#oneaday, Day 10: Wordplay

[Before we start and descend headlong into depravity, let me give those of you who don’t follow me on Twitter a bit of context. I asked for a word to blog about. I was immediately bombarded with lots of them. So I’ve decided to attempt to insert all of them into a piece of creative writing that makes at least some degree of sense.

I have hyperlinked each word used to the original tweet that mentioned it.

Given the nature of the words that have been incoming while I’m writing this, the following piece of prose may not be suitable for anyone those under the age of the age of majority in the region where you are reading this. Also, hearty apologies to any Jamaican readers and ting.]

Feena awoke, sat up groggily, brushed the hair out of her face and rubbed the sleep out of her eyes. She blinked a few times and looked around her, mouth hanging slightly open, as she tried to recall exactly what had transpired.

Last night had been filled with silliness, for sure. There had been copious drinking and outrageous dancing at the pub, much to the delight of the elderly regulars. The girls had picked the pub specifically because it was a place that wouldn’t be filled with the sort of Ben Sherman-wearing, aftershave-drenched creep that tended to latch on to a group of pretty girls and proceed to harass then throughout the course of the evening. The old men had come out with a few cheeky wolf-whistles and saucy comments, but it was all good-natured and the girls had enjoyed themselves.

She swung her legs down off the bed and let her bare feet drop to the wooden floor, wincing slightly at how cold it was. Evidently she’d forgotten to put the heating on when she’d got in, which wasn’t surprising. She shivered a little, but stood up, intending to make for the kitchen and make herself a nice hot pot of coffee.

The pub hadn’t been the end of the night, of course. Feena couldn’t remember who had suggested moving on to the nightclub, but she sincerely hoped it wasn’t her, considering the things that were flooding back into her mind, faster and faster now.

The club, Jokers, was a regular student haunt and seemed to constantly have a background scent of stale flatulence. This was partly due to the fact that the toilets were pretty much constantly out of order, though that didn’t stop people pissing, shitting and vomiting into them, the fragrant effluvia occasionally spilling out of the toilet block into the laughably-named “beer garden” and, on one memorable occasion, onto the dance floor.
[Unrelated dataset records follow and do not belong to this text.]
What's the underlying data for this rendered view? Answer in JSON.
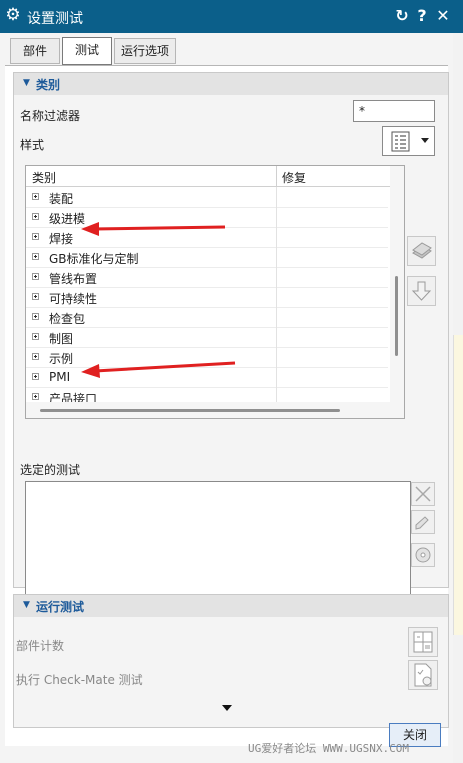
{
  "window": {
    "title": "设置测试",
    "refresh_icon": "refresh-icon",
    "help_label": "?",
    "close_icon": "close-icon",
    "title_icon": "gear-icon"
  },
  "tabs": [
    {
      "label": "部件",
      "active": false
    },
    {
      "label": "测试",
      "active": true
    },
    {
      "label": "运行选项",
      "active": false
    }
  ],
  "category_group": {
    "title": "类别",
    "name_filter_label": "名称过滤器",
    "name_filter_value": "*",
    "style_label": "样式",
    "tree": {
      "columns": [
        "类别",
        "修复"
      ],
      "items": [
        {
          "label": "装配"
        },
        {
          "label": "级进模"
        },
        {
          "label": "焊接"
        },
        {
          "label": "GB标准化与定制"
        },
        {
          "label": "管线布置"
        },
        {
          "label": "可持续性"
        },
        {
          "label": "检查包"
        },
        {
          "label": "制图"
        },
        {
          "label": "示例"
        },
        {
          "label": "PMI"
        },
        {
          "label": "产品接口"
        }
      ]
    },
    "selected_tests_label": "选定的测试"
  },
  "run_group": {
    "title": "运行测试",
    "part_count_label": "部件计数",
    "run_checkmate_label": "执行 Check-Mate 测试"
  },
  "footer": {
    "close_label": "关闭",
    "watermark": "UG爱好者论坛 WWW.UGSNX.COM"
  },
  "colors": {
    "titlebar": "#0b5f8a",
    "section_title": "#1d5a9a",
    "annotation_arrow": "#e02020"
  }
}
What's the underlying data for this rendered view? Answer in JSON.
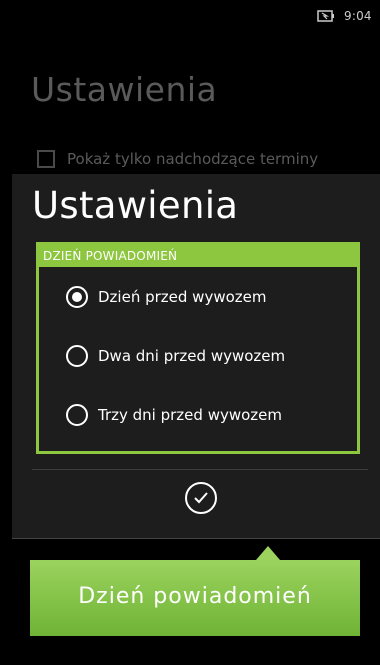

It wouldn’t have been so bad if Jokers served normal drinks, thought Feena. Jokers was the only place in the city you could get a can of Clamweiser, though. And by the time people were drunk enough to end up in Jokers, they were drunk enough to consume a beverage made of a mixture of gassy American beer and clam juice. She shuddered as she remembered the last memory she had of the night: the fetid stench of the drink being poured into the glass in front of her.

She retched slightly at the thought. It was markedly worse than the previous Most Disgusting Experience of her life, the time where as a teen she had caught her brother at the tail-end of an apparently-epic masturbation session, his computer screen filled with boobies, dripping cock clenched in his hand while their mother’s bra’s clasp pinged open and fell off his chest. She shivered; it was an image which would have been enormously amusing had it not been quite so horrifying.

She rummaged around in the fridge blindly, the light stinging her hungover eyes, and finally withdrew two slices of bread. A piece of toast will sort me right out, she thought. She popped the two slices into the toaster and pressed the lever down.

Suddenly, there was a noise. It sounded like a toilet flushing. Feena froze in her tracks. Was there someone else here?

The answer to her question came in short measure, as a Jamaican man with long dreadlocks wandered into her kitchen, naked as the day he was born, and gave her a polite nod.

“I use de last of ye bumbaclot,” he said, gesturing towards her bathroom and scratching his testicles nonchalantly. “Hoap ye don’ mind.”

Feena blinked, but said nothing. All was silent for a moment. Then, as if finding the silence unbearable, the toaster flung the two hot, crisp pieces of bread high into the air. They seemed to spin in slow motion, rising to the zenith of their flight before gravity took hold and they accelerated inexorably towards the floor, where they plopped unceremoniously, immediately forgotten.

“Did you…” Feena stammered, not sure what she wanted to ask this strange naked man who was now looking at her quizzically. “Did you… Did we…?”

“What?” he asked, smiling slightly.

“Did you… Did you invade my coochie snorcher?” she babbled. She didn’t know why her brain had chosen that particular moment to resurrect a euphemism she hadn’t uttered aloud for at least ten years, but she figured this situation couldn’t get any more embarrassing.

The man chuckled.

“No,” he said. “Some ras-clart try to start dis ting in de club. Saw him off too, noat before me mandible were dislocated, though. Ye help me oot, done fix me up good and ting, Miss Nursey, an’ ye let me sleep here.”

“Oh,” said Feena, still a little bewildered by the whole situation.

“Ye want ye’ toast?” asked the man, picking up the discarded slices from the floor, a thin dusting of brown crumbs remaining on the tiles.

“No,” said Feena absently. “No, I think I just want to go back to bed.”